After the traditional French breakfast of bread and croissants which only taste right in France, John and Jude set off to visit Chateau-Les-Mines, which they follow with a picnic lunch and an afternoon siesta in the nearby field. Their idyll is shattered by the presence of several gendarme’s who take John in for questioning. But for what? Although Jude can speak some French, she is unable to ascertain exactly what the problem is. The frustration of trying to make oneself understood in a foreign land, and also get one’s head around the chain of command in a foreign police force is brilliantly portrayed.

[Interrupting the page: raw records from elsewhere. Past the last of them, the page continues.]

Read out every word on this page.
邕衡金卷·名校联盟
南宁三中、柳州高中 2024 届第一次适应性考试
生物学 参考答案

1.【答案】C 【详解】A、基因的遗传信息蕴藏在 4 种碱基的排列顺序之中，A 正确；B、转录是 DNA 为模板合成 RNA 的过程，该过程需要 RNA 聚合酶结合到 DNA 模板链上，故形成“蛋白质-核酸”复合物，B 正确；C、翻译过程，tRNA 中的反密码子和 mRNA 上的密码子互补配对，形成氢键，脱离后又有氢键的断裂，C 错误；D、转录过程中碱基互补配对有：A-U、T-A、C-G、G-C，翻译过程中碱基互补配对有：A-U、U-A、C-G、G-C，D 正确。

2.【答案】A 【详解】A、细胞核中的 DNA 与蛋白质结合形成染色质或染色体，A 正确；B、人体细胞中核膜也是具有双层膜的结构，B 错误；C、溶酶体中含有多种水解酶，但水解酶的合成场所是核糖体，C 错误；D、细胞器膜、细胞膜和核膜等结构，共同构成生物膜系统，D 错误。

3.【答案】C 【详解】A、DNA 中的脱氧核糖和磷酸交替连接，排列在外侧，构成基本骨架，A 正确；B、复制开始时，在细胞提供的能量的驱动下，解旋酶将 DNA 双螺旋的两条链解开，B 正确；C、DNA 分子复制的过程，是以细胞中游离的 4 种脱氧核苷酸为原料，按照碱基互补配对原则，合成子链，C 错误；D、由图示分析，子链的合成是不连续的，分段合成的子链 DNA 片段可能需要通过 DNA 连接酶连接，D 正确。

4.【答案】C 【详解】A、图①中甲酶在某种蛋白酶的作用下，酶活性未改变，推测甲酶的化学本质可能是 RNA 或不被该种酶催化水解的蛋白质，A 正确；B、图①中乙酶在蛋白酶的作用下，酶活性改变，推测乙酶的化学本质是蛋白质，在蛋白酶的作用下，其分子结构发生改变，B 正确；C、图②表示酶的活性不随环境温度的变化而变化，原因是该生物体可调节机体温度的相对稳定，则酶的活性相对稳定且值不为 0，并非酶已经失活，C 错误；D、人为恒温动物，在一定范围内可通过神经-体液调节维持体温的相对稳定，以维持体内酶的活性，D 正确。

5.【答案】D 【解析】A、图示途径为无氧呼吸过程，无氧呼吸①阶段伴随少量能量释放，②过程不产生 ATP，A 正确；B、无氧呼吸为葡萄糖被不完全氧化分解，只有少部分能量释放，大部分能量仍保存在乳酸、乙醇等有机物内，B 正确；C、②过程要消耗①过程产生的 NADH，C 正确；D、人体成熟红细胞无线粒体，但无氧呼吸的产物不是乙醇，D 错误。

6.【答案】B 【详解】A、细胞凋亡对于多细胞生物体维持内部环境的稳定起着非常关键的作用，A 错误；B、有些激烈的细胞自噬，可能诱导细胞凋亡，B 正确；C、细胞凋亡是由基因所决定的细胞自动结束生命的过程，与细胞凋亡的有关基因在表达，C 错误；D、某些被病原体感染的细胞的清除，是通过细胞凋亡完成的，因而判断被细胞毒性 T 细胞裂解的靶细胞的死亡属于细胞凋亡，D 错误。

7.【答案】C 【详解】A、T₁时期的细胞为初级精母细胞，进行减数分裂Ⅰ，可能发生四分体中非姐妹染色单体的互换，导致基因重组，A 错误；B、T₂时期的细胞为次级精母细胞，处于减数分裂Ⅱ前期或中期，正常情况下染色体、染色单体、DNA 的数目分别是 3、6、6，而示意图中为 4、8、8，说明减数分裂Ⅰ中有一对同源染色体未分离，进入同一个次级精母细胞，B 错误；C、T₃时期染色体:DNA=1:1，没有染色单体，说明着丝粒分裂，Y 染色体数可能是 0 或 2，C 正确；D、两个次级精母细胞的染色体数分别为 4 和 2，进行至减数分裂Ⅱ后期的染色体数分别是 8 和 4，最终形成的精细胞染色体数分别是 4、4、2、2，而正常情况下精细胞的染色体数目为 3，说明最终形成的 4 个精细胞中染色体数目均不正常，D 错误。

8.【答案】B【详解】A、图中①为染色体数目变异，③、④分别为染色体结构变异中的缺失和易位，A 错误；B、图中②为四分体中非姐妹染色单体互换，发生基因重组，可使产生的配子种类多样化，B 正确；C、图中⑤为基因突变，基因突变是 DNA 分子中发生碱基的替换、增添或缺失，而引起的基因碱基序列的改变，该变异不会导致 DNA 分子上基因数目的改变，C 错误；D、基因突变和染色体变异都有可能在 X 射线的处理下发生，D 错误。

Eventually the local English teacher is brought in to help with the language difficulty, and Jude finally discovers that John is a suspect in the murder of Mariela. Whilst John is detained, Jude has nowhere to go, the hotel is not an option and so she accepts the hospitality of M Breton, the English teacher.  Maureen excels wither description of hospitality in rural France.

Being detained for a crime in a foreign land is pretty terrifying especially in a small rural village, where everyone wants it to be ‘the foreigner’. John Bright really has only one option to find the killer himself.

The mystery was exciting, but running along reasonably conventional lines, and then it shocked me, but that’s what thrillers are all about, isn’t it?
-------
Reviewer: Lizzie Sirett

Maureen O'Brien  is an accomplished actor and author who has starred on stage in the West End and throughout the country and on television where her roles range from Vicki in Doctor Who to Elektra in the Oresteia. She has twice won the Sony Best Actress award for her work on radio and also has awards for audiobooks of which she continues to record a huge range. In 1987, encouraged by the production of a radio play Going On, she wrote her first novel Close Up on Death, and since then she has combined both careers.